American businessman

Vito Pascucci (October 22, 1922 – August 18, 2003) was an American businessman, the CEO and co-founder (with Leon Leblanc) of G. Leblanc Corp, an American musical instrument firm based in Kenosha, Wisconsin. The firm started out as the American branch of the French G. Leblanc company.

== Career ==
Born in Kenosha on October 22, 1922, Pascucci studied trumpet as a child and became interested in instrument repair. His brother Ben owned a music store in which Vito began repairing instruments as a teenager. After being drafted in 1943 he became the repairman for an army band, the 11th AAF Band led by Mark Rubinstein. When that band was disbanded, in order to keep such prominent members from the infantry, Mr Rubinstein suggested to Glenn Miller to take many of his prime musicians. Among them was Vito. When Glenn Miller requisitioned some members of that band for his swing ensemble, they suggested he take Pascucci. Pascucci earned Miller's respect by repairing a smashed trumpet overnight with only a broomstick to work with.

Miller and Pascucci planned to run music stores together after the war, but Miller was assumed dead after a plane he was travelling in disappeared. Despite his grief, Pascucci went ahead with plans to visit instrument factories in France. Among those he saw was the factory of the G. Leblanc firm. There he was given a "duffel bag full of clarinets" and a promise that after the war he would become the company's U.S. distributor. He and Leon Leblanc formed Leblanc USA in May 1946, and within a decade the company was among the largest manufacturers of clarinets in the country.

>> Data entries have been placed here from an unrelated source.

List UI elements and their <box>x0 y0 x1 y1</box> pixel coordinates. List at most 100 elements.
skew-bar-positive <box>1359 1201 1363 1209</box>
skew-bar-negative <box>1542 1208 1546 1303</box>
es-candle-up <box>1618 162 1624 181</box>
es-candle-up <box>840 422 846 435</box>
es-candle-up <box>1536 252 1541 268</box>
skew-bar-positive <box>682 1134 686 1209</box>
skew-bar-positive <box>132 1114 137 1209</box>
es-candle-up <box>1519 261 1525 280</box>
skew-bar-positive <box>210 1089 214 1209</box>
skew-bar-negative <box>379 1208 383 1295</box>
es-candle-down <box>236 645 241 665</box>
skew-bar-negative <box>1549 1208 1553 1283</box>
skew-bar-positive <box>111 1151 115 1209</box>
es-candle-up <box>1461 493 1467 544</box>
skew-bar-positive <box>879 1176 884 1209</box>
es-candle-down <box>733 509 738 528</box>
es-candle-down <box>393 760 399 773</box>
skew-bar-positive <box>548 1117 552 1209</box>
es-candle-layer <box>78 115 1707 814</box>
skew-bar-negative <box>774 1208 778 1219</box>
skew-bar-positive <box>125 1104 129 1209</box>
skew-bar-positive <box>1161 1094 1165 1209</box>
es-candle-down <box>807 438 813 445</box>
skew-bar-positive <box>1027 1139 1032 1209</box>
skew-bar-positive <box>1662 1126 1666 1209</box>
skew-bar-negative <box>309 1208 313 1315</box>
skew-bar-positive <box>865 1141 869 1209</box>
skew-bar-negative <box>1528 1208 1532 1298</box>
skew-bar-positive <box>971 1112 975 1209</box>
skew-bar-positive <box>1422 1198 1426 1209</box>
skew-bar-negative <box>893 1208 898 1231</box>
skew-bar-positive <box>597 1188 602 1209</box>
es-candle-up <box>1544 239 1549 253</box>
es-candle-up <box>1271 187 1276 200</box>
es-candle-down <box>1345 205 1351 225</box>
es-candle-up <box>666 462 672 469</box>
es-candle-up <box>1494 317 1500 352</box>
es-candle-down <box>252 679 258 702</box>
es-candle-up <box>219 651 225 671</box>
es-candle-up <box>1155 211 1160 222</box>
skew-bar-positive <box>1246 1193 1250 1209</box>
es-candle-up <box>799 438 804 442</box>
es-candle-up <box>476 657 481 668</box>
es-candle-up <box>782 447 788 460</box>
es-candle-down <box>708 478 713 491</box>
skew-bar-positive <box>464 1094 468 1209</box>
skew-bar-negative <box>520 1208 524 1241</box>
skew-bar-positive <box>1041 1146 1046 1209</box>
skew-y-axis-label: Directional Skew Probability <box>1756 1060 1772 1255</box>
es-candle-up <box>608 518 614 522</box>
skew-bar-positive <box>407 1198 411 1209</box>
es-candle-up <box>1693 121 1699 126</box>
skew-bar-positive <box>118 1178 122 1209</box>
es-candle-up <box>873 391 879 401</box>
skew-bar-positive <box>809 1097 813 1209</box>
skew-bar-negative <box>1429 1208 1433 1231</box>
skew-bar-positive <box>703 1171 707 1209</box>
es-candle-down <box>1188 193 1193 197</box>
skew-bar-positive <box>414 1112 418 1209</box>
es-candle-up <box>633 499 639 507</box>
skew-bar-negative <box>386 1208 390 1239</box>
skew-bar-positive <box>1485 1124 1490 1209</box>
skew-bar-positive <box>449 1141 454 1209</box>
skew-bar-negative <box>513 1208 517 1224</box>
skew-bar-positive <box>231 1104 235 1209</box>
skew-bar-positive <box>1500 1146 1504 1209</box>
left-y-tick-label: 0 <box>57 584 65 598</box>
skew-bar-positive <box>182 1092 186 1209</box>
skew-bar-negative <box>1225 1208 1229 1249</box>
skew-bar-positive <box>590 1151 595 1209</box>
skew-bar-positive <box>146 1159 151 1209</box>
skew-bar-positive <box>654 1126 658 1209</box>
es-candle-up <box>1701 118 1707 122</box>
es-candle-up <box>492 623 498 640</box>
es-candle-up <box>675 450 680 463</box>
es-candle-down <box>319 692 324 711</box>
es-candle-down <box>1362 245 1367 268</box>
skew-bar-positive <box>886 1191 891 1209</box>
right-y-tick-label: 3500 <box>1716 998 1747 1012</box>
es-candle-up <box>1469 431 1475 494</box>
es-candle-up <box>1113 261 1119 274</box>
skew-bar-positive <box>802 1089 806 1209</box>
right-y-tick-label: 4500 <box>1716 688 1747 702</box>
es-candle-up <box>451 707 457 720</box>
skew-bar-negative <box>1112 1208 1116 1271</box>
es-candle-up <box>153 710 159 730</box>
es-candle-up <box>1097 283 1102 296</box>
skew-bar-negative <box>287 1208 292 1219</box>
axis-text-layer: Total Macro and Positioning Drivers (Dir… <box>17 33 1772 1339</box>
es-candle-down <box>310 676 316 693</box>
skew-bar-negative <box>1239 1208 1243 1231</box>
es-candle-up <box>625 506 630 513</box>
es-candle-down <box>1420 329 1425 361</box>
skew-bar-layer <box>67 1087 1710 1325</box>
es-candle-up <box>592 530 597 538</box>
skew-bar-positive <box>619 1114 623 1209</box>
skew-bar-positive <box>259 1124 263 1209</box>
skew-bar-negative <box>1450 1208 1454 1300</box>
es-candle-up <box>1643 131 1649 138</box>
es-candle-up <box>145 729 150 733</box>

Pascucci created the "only complete family of plastic-bodied clarinets" available in the U.S. He was also among the first instrument-makers to exploit mechanization and assembly lines in the production process. He became chairman of the American Music Conference and was inducted into the group's hall of fame in 1980. He was awarded the Edwin Franko Goldman Memorial Citation in 1982. He became president of Leblanc SNC when he bought out the French parent company in 1993.

In 1998, Pascucci was awarded an Honorary Doctorate of Music from Berklee College of Music.

Pascucci died of kidney failure on August 18, 2003, in Kenosha.